Dual‐Functional Core‐Shell CNF@CuOx‐CeOy Nanofiber for Efficient Simultaneous Low‐Temperature Catalytic Hydrolysis of Carbonyl Sulfide and Methyl Mercaptan

Abstract Sulfur impurities, such as carbonyl sulfide (COS) and methyl mercaptan (CH 3 SH), lower the value of industrial furnace gas. Therefore, a deep desulfurization is necessary. In this study, core‐shell nanofiber catalysts are synthesized and employed for the catalytic hydrolysis of COS and CH 3 SH. The core‐shell nanofiber catalyst (CNF@CuO x ‐CeO y ) is shown to facilitate the 100% simultaneous removal of COS and CH 3 SH using a catalytic hydrolysis reaction at 200 °C. COS requires a lower hydrolysis reaction temperature than CH 3 SH. Copper oxide (CuO) and cerium oxide (CeO 2 ) have been identified as the primary catalytic hydrolysis active components for COS and CH 3 SH, respectively. The incorporation of Ce modifies the oxidation characteristics of CNF@CuO x ‐CeO y , thereby impacting the secondary oxidation of desulfurization products.
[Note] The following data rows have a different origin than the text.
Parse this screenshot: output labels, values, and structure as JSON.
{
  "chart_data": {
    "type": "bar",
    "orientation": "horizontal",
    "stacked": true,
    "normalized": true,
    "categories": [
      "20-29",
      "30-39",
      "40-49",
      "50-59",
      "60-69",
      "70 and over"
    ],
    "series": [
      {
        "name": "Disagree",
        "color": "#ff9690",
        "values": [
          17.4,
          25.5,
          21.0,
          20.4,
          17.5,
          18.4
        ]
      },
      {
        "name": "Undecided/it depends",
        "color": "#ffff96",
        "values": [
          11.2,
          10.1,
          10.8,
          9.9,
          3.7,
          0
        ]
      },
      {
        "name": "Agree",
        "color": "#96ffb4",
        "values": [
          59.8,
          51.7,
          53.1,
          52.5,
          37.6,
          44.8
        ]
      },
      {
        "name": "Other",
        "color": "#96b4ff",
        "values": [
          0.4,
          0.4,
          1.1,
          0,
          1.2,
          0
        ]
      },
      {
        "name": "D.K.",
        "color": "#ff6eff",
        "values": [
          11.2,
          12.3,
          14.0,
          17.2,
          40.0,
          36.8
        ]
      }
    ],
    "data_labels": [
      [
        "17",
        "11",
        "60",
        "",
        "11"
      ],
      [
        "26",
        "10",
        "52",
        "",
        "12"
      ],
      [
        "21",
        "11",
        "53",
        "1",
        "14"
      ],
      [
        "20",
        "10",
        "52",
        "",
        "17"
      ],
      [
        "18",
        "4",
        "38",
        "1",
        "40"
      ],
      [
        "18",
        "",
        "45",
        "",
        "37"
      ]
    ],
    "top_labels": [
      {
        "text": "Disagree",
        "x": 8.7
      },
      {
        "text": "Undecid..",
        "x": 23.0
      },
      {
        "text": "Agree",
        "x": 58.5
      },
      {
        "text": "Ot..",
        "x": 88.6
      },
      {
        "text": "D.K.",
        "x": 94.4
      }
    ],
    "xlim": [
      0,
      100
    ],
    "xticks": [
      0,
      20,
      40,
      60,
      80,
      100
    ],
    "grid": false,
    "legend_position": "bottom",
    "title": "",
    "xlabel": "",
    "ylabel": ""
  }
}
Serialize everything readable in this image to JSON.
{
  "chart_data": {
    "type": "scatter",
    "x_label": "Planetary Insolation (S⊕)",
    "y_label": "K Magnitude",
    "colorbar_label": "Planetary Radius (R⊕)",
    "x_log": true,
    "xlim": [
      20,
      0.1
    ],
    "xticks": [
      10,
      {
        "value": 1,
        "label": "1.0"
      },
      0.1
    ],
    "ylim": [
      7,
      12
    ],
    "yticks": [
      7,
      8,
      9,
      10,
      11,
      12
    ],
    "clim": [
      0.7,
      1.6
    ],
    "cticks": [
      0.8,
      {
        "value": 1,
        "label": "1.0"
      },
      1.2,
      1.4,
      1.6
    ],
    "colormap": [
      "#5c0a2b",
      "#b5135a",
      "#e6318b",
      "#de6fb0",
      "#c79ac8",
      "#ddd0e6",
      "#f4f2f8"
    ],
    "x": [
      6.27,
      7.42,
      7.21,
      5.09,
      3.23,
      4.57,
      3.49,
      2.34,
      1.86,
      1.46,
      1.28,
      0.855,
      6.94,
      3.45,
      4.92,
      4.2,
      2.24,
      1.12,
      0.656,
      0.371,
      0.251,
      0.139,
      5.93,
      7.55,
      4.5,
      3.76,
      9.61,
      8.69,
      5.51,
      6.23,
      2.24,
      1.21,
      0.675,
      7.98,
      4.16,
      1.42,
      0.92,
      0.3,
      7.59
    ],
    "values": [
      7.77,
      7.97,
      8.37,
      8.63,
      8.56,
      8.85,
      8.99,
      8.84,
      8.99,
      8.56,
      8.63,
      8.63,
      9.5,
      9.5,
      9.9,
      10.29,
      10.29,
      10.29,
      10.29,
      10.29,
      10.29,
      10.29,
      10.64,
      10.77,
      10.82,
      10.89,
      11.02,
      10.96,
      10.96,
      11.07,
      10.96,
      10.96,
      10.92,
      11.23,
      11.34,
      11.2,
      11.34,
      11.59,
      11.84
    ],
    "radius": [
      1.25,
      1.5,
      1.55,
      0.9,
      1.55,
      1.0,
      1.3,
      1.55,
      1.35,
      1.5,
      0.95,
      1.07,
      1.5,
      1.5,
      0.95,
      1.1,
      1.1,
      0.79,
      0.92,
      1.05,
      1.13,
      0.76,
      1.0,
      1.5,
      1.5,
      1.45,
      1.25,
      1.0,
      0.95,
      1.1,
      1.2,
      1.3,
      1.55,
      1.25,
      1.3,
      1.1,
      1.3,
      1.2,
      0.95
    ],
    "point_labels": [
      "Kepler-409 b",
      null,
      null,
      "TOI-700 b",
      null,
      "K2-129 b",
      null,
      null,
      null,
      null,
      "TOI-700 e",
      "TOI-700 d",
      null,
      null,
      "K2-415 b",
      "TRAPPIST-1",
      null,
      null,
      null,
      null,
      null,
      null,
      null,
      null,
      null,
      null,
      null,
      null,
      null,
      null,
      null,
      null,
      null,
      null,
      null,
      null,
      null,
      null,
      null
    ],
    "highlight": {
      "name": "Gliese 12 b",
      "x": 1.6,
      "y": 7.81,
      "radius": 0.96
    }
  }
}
Concurrently, the incorporation of Ce can enhance the formation of CuO and reduce oxidation, thereby mitigating the deactivation of the active components. Lattice oxygen promotes the production of hydroxyl groups. The ─OH, C─H, and ─CHO groups facilitate the catalytic hydrolysis of COS and CH 3 SH. The main hydrolysis products of COS are hydrogen sulfide (H 2 S) and carbon dioxide (CO 2 ), and the main hydrolysis products of CH 3 SH are methane (CH 4 ), H 2 S, CO 2, and hydrogen (H 2 ). Furthermore, COS and CH 3 SH have been identified as suitable candidates for hydrolysis reactions on CuO and CeO 2 surfaces, respectively.